I think your test example is a worst case candidate for showing piccure+'s ability. I have been getting bad results with high contrast edges being output with wide dark lines. Piccure+ seems to work very well on frames filled with lots of lower contrast and soft detail. Even when I find that piccure+ is helpful I find that the range of parameter adjustments seems crude. Sometimes I make a one click change in a single parameter and can barely, if at all, see a change in output while other times I make a single parameter change and the results are suddenly ugly. In other words, adjusting the parameter sliders does not seem to result in subtle differences that can be appreciated.
Hi Eric,
The slanted edge analysis is a pretty standard way of testing imaging systems at this stage and if a sharpening algorithm shows serious artifacts either visually or using an analysis tool like Imatest then I think it's fair to conclude that the algorithm has major issues.
I've run Focus Magic, InFocus and piccure+ on the slanted edge, taking as much care as I could to err on the low rather than the high side (so, for example, in Focus Magic serious artifacts were obvious at 4 pixel radius but I dialled down to 2 pixels).
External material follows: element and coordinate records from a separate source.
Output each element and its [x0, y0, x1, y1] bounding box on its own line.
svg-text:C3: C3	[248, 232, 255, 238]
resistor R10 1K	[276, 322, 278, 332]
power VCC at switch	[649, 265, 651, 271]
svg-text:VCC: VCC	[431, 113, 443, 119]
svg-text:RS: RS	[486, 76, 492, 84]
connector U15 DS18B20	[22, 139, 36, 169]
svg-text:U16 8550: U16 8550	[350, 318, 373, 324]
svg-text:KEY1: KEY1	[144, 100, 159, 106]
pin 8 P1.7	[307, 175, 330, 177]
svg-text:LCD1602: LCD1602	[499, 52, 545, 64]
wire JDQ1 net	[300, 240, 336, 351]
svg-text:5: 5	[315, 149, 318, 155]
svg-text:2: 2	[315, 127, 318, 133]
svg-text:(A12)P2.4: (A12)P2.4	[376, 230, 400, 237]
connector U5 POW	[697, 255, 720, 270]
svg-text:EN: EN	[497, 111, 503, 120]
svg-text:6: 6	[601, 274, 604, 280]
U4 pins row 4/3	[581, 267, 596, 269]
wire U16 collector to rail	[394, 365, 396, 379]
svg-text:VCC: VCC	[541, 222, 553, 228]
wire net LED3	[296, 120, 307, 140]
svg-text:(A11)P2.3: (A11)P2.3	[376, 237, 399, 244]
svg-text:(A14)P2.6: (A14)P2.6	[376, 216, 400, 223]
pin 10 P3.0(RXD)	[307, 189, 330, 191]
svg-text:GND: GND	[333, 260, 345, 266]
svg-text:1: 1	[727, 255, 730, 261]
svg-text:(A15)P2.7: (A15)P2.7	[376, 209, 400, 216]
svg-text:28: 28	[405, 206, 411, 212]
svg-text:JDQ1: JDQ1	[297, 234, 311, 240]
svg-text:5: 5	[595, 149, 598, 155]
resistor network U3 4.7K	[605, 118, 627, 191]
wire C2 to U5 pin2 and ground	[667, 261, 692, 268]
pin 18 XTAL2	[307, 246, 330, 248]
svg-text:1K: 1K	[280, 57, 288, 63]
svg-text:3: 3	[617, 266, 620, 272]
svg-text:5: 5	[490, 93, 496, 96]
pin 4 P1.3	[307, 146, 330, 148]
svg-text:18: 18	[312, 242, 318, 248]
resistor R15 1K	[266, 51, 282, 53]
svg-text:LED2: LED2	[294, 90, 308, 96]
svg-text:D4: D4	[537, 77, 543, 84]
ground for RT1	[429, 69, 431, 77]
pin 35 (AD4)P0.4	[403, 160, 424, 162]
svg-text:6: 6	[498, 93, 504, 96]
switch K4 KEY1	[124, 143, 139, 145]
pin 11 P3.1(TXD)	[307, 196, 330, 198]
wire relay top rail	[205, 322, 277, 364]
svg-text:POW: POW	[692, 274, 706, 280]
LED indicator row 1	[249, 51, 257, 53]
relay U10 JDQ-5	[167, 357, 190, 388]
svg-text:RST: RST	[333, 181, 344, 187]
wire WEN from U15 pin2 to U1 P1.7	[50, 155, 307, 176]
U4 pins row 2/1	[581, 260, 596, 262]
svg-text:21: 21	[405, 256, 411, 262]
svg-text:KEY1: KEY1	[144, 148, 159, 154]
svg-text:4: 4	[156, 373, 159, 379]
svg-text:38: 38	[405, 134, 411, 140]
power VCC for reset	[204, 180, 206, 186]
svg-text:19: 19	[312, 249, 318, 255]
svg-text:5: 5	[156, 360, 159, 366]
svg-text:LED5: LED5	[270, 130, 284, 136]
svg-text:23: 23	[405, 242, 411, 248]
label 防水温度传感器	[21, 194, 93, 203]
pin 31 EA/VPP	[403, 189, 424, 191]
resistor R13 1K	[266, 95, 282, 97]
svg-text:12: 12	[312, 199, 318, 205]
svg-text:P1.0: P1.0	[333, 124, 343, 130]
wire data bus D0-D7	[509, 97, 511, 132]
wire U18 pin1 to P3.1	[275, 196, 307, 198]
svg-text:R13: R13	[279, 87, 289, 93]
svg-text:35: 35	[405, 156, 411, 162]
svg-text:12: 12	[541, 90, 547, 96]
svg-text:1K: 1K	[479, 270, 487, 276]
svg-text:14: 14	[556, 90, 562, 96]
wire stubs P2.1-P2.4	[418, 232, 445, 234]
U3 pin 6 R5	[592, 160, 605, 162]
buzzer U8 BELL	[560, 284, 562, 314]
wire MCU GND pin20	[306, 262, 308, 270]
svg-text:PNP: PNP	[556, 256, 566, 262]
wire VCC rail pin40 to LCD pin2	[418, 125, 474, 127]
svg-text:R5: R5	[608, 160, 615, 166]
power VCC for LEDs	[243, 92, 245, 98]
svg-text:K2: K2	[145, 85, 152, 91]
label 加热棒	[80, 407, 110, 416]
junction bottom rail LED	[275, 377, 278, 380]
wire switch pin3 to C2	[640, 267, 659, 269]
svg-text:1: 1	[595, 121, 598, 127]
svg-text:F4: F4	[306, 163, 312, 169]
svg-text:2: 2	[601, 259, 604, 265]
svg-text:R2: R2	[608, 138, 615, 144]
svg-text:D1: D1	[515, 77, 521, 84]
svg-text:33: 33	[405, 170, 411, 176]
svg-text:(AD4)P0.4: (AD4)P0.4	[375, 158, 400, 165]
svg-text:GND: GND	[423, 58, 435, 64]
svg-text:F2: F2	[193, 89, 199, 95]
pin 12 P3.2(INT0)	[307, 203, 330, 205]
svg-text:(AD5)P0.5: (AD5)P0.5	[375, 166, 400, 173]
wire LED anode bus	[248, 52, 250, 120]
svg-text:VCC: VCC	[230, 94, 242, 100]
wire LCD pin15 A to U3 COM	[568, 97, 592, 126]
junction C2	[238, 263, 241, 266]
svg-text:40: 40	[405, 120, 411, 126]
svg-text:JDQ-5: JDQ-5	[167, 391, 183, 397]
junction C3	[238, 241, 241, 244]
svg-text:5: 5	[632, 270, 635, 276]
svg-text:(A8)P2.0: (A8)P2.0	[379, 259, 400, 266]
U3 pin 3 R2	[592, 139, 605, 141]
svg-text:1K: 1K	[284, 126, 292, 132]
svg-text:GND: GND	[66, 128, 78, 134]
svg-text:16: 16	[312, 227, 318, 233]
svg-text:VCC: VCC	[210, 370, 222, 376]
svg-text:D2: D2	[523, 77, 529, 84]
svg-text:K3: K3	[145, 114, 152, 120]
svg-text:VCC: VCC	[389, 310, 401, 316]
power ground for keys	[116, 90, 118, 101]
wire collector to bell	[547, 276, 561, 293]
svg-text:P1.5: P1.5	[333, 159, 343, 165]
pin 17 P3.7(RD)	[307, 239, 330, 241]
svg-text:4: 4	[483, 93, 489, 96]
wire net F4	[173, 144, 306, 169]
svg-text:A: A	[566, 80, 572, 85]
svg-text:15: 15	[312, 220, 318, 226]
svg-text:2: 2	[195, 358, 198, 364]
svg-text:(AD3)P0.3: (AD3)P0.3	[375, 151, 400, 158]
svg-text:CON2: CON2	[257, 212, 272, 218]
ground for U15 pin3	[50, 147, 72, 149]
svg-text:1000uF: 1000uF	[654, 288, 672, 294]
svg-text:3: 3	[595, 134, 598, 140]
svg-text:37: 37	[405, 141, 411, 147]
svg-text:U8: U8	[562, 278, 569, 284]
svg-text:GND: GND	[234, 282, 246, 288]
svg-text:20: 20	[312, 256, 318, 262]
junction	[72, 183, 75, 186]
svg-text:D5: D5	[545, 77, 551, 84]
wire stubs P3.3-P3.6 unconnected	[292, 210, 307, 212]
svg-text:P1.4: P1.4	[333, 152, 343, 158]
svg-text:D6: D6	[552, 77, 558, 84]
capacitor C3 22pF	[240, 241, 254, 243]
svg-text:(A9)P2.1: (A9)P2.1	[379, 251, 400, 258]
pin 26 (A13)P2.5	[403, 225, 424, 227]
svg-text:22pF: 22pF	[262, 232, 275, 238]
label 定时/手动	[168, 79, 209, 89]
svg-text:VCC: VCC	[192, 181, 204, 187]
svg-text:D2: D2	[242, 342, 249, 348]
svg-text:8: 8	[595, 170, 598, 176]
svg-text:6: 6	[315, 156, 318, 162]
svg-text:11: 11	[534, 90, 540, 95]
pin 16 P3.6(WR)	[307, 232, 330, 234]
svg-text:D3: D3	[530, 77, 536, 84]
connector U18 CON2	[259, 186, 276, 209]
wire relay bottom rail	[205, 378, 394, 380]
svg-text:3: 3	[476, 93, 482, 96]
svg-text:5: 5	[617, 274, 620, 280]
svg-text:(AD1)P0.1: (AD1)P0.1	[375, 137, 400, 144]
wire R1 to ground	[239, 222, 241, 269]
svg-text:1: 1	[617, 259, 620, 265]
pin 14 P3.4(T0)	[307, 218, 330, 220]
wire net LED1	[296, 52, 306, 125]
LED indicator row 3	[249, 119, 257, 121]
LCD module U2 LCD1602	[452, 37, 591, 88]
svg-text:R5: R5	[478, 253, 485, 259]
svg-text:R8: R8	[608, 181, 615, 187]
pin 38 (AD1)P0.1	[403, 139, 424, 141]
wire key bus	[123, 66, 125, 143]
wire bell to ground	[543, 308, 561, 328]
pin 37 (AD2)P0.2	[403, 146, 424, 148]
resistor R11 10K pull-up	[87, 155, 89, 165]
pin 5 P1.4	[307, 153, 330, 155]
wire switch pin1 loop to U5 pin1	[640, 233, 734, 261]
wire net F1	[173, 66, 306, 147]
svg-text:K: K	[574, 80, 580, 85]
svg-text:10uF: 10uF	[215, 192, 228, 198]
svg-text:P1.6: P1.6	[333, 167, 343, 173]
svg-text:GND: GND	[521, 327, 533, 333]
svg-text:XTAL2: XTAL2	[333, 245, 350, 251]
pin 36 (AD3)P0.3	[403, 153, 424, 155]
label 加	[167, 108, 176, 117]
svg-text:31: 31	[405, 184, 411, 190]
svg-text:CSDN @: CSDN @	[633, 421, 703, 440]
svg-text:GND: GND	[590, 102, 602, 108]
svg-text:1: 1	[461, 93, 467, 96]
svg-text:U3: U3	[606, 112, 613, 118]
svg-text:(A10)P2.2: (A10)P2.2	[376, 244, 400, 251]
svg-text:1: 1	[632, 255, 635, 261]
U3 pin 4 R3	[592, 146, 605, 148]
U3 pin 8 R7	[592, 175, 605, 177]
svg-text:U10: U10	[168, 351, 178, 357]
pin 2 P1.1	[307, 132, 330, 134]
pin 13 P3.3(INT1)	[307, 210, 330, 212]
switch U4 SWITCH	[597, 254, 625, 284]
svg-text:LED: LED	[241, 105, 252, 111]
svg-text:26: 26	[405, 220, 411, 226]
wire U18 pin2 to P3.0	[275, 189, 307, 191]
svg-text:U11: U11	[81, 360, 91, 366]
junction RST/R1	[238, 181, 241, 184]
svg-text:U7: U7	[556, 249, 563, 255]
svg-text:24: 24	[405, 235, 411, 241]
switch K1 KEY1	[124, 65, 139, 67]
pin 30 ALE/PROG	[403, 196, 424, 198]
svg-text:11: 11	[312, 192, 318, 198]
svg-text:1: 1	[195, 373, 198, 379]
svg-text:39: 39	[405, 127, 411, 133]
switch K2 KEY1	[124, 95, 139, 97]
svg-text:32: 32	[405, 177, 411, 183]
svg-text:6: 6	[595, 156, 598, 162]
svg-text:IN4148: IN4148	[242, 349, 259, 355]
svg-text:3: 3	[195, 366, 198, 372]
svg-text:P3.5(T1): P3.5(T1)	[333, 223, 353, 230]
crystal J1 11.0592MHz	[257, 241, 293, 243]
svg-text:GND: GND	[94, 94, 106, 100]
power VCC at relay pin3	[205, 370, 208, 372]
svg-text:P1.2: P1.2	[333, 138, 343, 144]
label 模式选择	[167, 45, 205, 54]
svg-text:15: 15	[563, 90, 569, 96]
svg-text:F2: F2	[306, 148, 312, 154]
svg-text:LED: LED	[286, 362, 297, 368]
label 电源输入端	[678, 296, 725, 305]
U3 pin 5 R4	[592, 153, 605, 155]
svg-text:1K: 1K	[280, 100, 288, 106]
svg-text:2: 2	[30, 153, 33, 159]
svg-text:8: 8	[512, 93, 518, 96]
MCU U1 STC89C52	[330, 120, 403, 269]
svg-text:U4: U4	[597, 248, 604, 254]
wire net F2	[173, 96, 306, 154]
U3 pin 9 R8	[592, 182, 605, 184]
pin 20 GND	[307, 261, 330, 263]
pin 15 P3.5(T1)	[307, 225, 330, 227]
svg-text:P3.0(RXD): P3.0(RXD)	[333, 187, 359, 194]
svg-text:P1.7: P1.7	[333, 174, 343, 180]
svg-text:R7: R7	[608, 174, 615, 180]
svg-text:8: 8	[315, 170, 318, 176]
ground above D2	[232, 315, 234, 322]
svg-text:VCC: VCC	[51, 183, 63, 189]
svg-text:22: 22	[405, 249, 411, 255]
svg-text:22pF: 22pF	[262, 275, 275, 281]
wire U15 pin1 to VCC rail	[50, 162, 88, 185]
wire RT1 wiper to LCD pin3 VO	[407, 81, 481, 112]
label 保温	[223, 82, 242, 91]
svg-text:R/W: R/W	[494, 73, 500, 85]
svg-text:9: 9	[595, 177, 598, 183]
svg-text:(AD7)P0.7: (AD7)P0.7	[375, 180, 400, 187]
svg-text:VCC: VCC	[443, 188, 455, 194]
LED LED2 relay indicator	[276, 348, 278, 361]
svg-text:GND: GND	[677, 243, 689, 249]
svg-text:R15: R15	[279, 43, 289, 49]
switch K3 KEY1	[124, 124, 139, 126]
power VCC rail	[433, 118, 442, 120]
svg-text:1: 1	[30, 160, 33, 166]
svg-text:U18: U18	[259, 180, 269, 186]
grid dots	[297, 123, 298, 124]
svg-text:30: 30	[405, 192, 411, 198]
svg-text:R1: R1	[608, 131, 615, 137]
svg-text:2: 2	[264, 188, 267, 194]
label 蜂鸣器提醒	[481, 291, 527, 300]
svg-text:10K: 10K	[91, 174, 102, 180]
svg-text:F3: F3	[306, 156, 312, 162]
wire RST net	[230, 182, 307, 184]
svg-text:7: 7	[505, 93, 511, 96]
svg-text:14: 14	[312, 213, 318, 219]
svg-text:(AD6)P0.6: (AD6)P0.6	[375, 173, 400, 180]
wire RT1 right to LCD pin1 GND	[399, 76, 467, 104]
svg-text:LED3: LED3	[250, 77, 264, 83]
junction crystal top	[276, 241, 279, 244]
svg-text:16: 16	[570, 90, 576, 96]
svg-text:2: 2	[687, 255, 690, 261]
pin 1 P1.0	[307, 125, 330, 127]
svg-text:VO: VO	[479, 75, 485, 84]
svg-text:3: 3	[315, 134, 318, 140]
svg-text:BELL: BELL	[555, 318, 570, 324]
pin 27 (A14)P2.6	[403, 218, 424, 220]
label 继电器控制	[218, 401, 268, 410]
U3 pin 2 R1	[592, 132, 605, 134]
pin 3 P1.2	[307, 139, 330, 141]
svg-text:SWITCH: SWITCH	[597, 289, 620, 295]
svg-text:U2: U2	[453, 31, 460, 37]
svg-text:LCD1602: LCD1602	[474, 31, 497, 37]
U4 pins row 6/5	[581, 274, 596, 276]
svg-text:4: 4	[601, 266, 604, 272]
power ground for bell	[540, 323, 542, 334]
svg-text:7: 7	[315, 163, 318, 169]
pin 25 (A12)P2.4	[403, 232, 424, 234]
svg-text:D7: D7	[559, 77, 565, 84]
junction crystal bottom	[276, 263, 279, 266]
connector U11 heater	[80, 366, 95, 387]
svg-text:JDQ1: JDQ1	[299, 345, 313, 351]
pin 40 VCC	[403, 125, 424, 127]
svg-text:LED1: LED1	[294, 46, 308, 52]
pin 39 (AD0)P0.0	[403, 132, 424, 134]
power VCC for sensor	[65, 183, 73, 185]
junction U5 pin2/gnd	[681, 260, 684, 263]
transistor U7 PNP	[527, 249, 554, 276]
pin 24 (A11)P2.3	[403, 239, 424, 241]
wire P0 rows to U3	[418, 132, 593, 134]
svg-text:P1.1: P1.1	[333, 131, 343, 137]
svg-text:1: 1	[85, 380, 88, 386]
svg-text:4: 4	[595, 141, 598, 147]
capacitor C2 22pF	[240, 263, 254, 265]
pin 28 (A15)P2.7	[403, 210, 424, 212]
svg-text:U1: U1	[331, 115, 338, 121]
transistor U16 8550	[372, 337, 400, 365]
Here are the results:
InFocus gives the best results by far, except at low frequencies where Focus Magic holds up the contrast better.
Focus Magic gives a good result except at high frequencies where it pretty much loses it completely.
piccure+gives a good edge rise ... however it achieves this by applying a strong dark halo. The MTF50 result is poor and the MTF-Nyquist is very poor.
It's clear to me that InFocus is the winner - and furthermore it has a far superior interface to FocusMagic. I wouldn't touch piccure+. Focus Magic, on the other had, does a very decent job at lower frequencies, is very simple to use and very fast. Further sharpening with a very low radius would probably fix the high frequency softness.